Weak lensing of intensity maps: the case of the cosmic infrared background (CIB)
Intensity mapping promises to efficiently sample the large-scale structure over a large fraction of the observable universe. However, the resulting intensity maps require complex modeling of the relationship between matter density and emissivity, and are affected by foregrounds/interlopers and missing modes. For these reasons, lens reconstruction from intensity maps would be useful. We showed how to measure lensing from any weakly non-Gaussian source field, and that current Planck CIB data is sufficient to detect this effect.
First detection of the correlation between Lyman-alpha forest and CMB lensing
Does the Lyman-alpha transmission trace the matter density in the way we typically assume? Can CMB help? We used CMB lensing as a tracer of the matter, to try to constrain the relation between Lyman-alpha transmission and matter density. We detected for the first time the bispectrum between the Lyman-alpha squared and the CMB lensing.
Optical shear calibration with CMB lensing
Can CMB help constrain galaxy lensing systematics? A lot of effort is invested in future lensing surveys (LSST, Euclid, WFIRST). Lensing systematics are challenging, e.g. shear calibration, photo-z estimation, intrinsic alignments, uncertainties in the matter power spectrum. Shear multiplicative bias can mimic a redshift dependence of the growth of structure. We made the most realistic forecast to date for CMB S4 lensing and LSST, and showed that CMB lensing can calibrate the shear biases for LSST. This is a self-calibration, purely empirical, and does not rely on any assumption about the galaxy population and morphologies, contrary to image simulations.

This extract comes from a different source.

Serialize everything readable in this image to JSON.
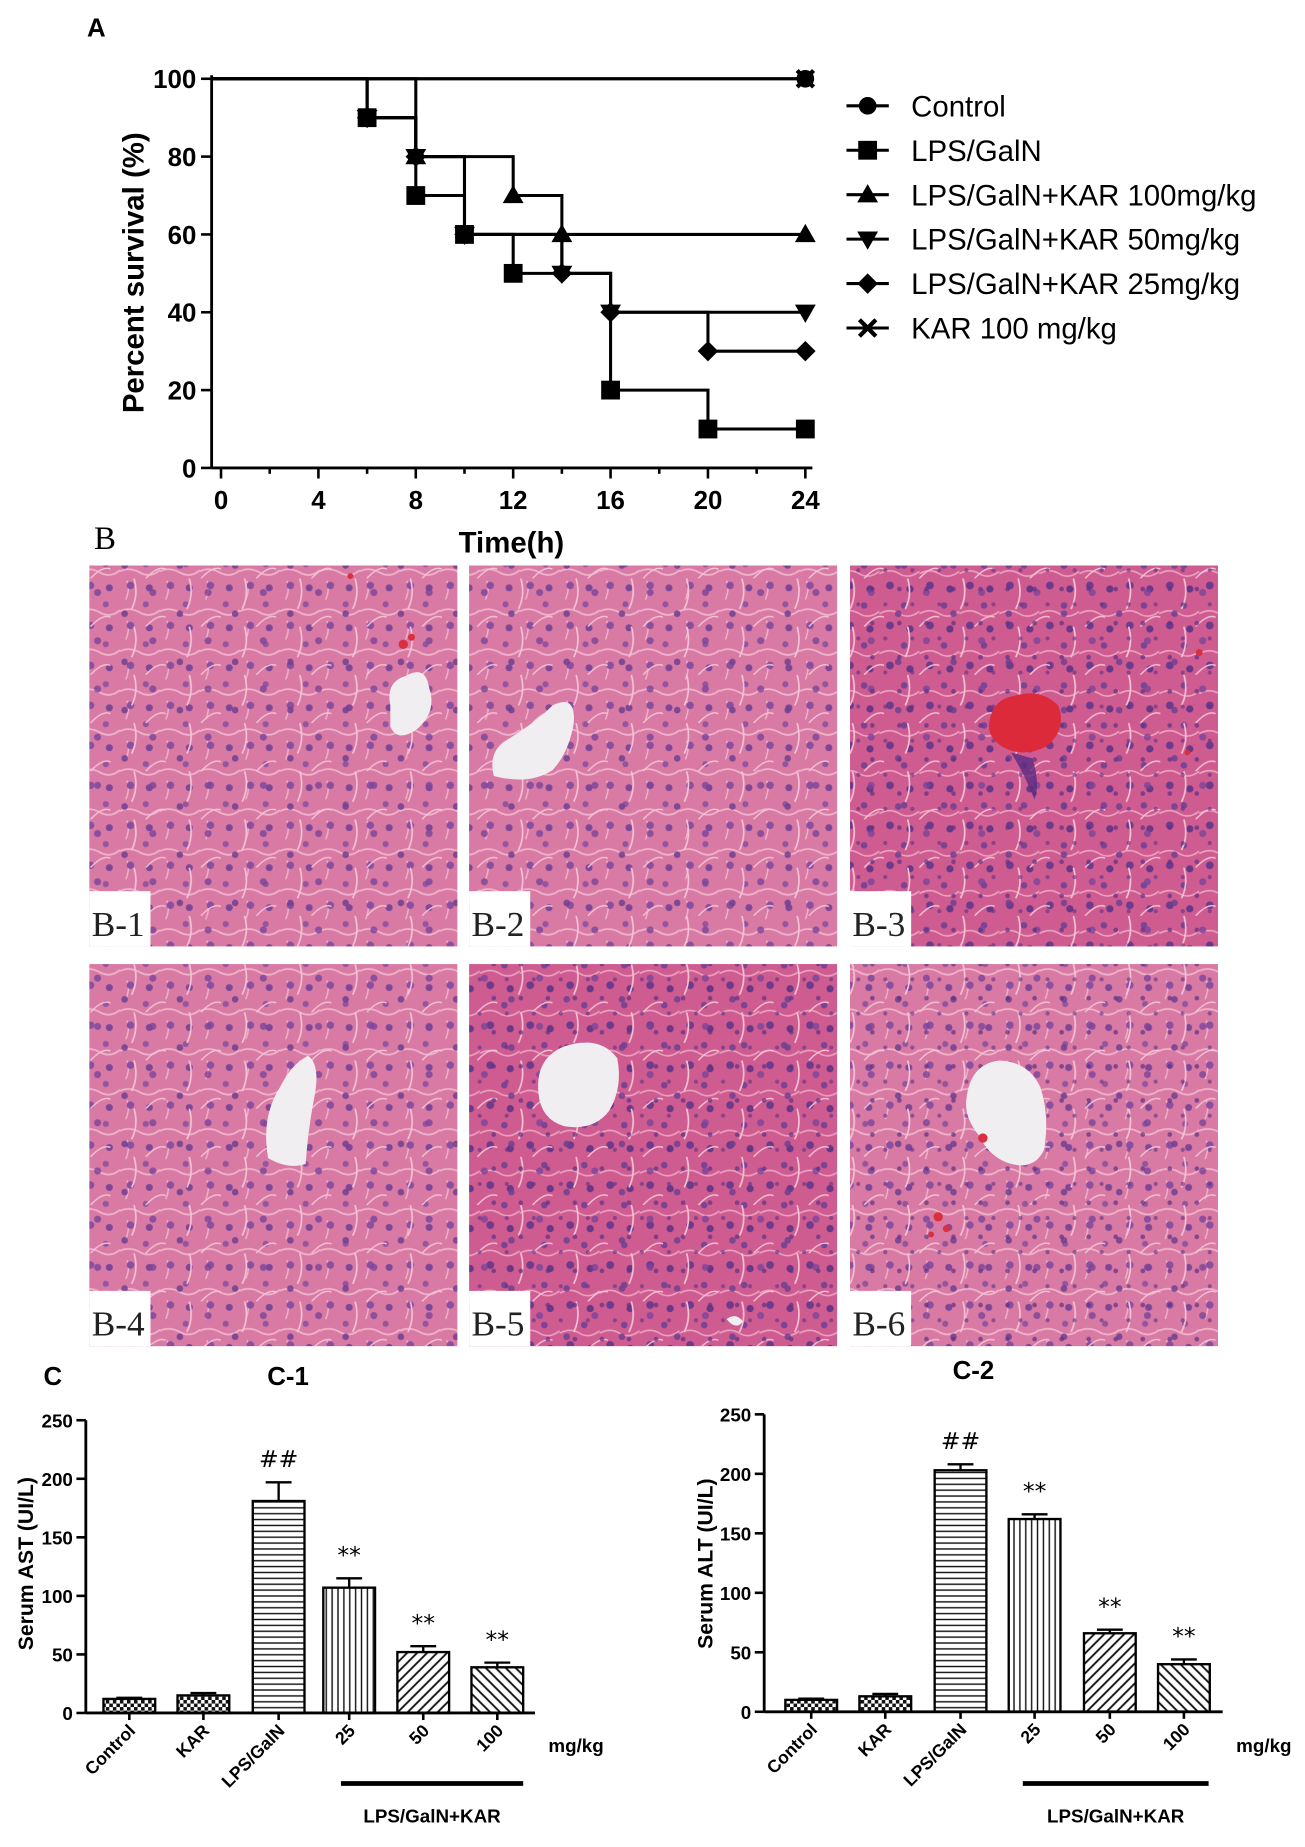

kSZ measurement with ACTPol and BOSS
How are the baryons distributed on the scale of a halo? Can CMB help? The matter power spectrum on small scales is uncertain, because of complex galaxy formation physics which changes the baryon density profile inside halos (“baryonic 1-halo term”). We detected the kSZ effect with a somewhat novel method, estimating velocities from the density field (as in BAO reconstruction). Our small signal-to-noise is already sufficient to show that the gas profile is more extended than the NFW profile.
A stringent test of the effective field theory of large-scale structure
Can we predict analytically the effect of non-linearities on the matter density field on small scales? We compared the EFT to N-body simulation at the level of the field instead of just the power spectrum. This allows for a comparison without sample variance. It is also a more stringent test, since power spectra are smooth functions, easy to match, and since two fields may have the same power spectrum without being identical. We showed that the EFT counterterms make the perturbative expansion convergent.
Supersample covariance for n-point functions and cluster number counts
Non-linear evolution makes the density field non-Gaussian and takes the information away from the power spectrum. What is the best way to extract information from this non-Gaussian density field? How can one recover some of this information, by combining power spectrum with higher n-point functions and halo counts? How to jointly analyze observables consistently, without double-counting the information? We used the halo model to compute the non-Gaussian covariances between matter/lensing n-point functions and halo counts, including the supersample covariance.